Whenever we go for a walk or run, we might run into the unexpected. We step off a curb or roll our foot on a rock and turn an ankle. We hike on a trail and are not used to uphills and downhills, the tree roots and rocks, and the uneven terrain, and our legs, ankles, and feet become sore. It’s hot and we sweat more than normal, and this moisture leads to hot spots and blisters. We wear a new pair of socks, thinner than normal, and our feet move around inside the shoes, creating blisters. We wear a new pair of socks, thicker than normal, and the pressure inside the toebox leads to painful toenails.
Whatever our activity, we need “do the time.” We must put the time on our feet to get them ready and in shape to handle the stresses we will ask them to endure. If you have a vacation coming up, or a marathon, count backward on your calendar and block off time to get yourself ready—including your feet. Putting in the time on your feet will lead to happy feet.
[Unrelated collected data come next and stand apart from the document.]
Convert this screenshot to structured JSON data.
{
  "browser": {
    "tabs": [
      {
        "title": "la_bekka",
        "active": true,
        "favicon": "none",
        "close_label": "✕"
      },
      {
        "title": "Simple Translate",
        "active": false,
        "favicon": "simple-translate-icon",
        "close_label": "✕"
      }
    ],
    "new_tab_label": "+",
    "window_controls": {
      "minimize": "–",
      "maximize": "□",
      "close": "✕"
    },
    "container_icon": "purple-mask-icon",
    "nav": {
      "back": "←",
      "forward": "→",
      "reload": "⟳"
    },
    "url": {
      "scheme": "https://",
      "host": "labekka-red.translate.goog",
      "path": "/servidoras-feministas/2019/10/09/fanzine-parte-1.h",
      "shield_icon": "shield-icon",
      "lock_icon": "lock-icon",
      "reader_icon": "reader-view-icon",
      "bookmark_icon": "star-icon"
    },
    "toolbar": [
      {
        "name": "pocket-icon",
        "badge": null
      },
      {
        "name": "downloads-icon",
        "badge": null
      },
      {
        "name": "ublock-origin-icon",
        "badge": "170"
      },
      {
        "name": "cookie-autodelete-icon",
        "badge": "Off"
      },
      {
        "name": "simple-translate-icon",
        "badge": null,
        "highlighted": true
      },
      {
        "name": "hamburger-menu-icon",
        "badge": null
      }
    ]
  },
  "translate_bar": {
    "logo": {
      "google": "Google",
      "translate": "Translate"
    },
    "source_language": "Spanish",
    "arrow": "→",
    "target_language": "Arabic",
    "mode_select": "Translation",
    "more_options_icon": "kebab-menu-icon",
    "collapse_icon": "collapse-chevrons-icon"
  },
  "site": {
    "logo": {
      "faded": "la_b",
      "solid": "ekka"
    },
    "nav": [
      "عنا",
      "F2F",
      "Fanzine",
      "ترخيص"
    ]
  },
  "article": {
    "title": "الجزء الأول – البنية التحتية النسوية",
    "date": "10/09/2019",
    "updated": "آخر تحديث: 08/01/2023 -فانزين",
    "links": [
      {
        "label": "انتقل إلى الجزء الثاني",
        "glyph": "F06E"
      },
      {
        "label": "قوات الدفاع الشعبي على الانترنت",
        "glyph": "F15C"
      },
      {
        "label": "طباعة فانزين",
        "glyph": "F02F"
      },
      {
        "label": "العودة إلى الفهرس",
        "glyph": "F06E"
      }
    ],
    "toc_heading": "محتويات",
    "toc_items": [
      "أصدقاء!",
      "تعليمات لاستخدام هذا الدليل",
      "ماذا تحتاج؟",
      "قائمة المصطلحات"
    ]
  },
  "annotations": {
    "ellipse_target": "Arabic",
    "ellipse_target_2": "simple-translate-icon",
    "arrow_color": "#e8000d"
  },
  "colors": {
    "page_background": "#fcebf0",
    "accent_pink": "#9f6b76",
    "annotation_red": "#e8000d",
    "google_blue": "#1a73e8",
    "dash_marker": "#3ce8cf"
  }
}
Baby boomers are everywhere. About every eight seconds another baby boomer turns 50. In 1957 there were 4,300,00 new babies born, the highest yearly count in the boomer years from 1946 to 1964. I was born in 1947 when the number was 3,817,000. So what do many of the new baby boomers have in common? The answer is aging feet.
What do aging feet look like? Allow me to paint a word picture. Toes start to curl. Tendons start to tear. Arches start to fall, and the foot becomes longer and wider. Nails thicken and crumble as toenail fungus becomes commonplace. The skin hardens and more calluses develop. In some cases, toenails become longer and untrimmed because of the loss of flexibility to reach them. The fat pad on the bottom of the foot thins and the feet often have a more boney appearance.
As weight increases, even to the point of obesity, the pressures and stresses on the feet add to breakdown of joints, tendons and ligaments, and nerves. With obesity comes a greater risk of diabetes, the nation’s number one cause of amputated feet. Circulation is impaired and sores and skin breakdowns do not heal, become infected and develop into foot threatening ulcers.
The picture I painted is often not pretty. As you might expect, daily foot care is important to one’s well being. When caught early, problems can be treated before they become difficult or impossible to treat. Well fitting shoes are key to healthy feet. If you have persistent foot pain, see your doctor.
Whether this post applies to you, a parent, or some other loved one, take a moment out of your day to check your feet, or make sure they are.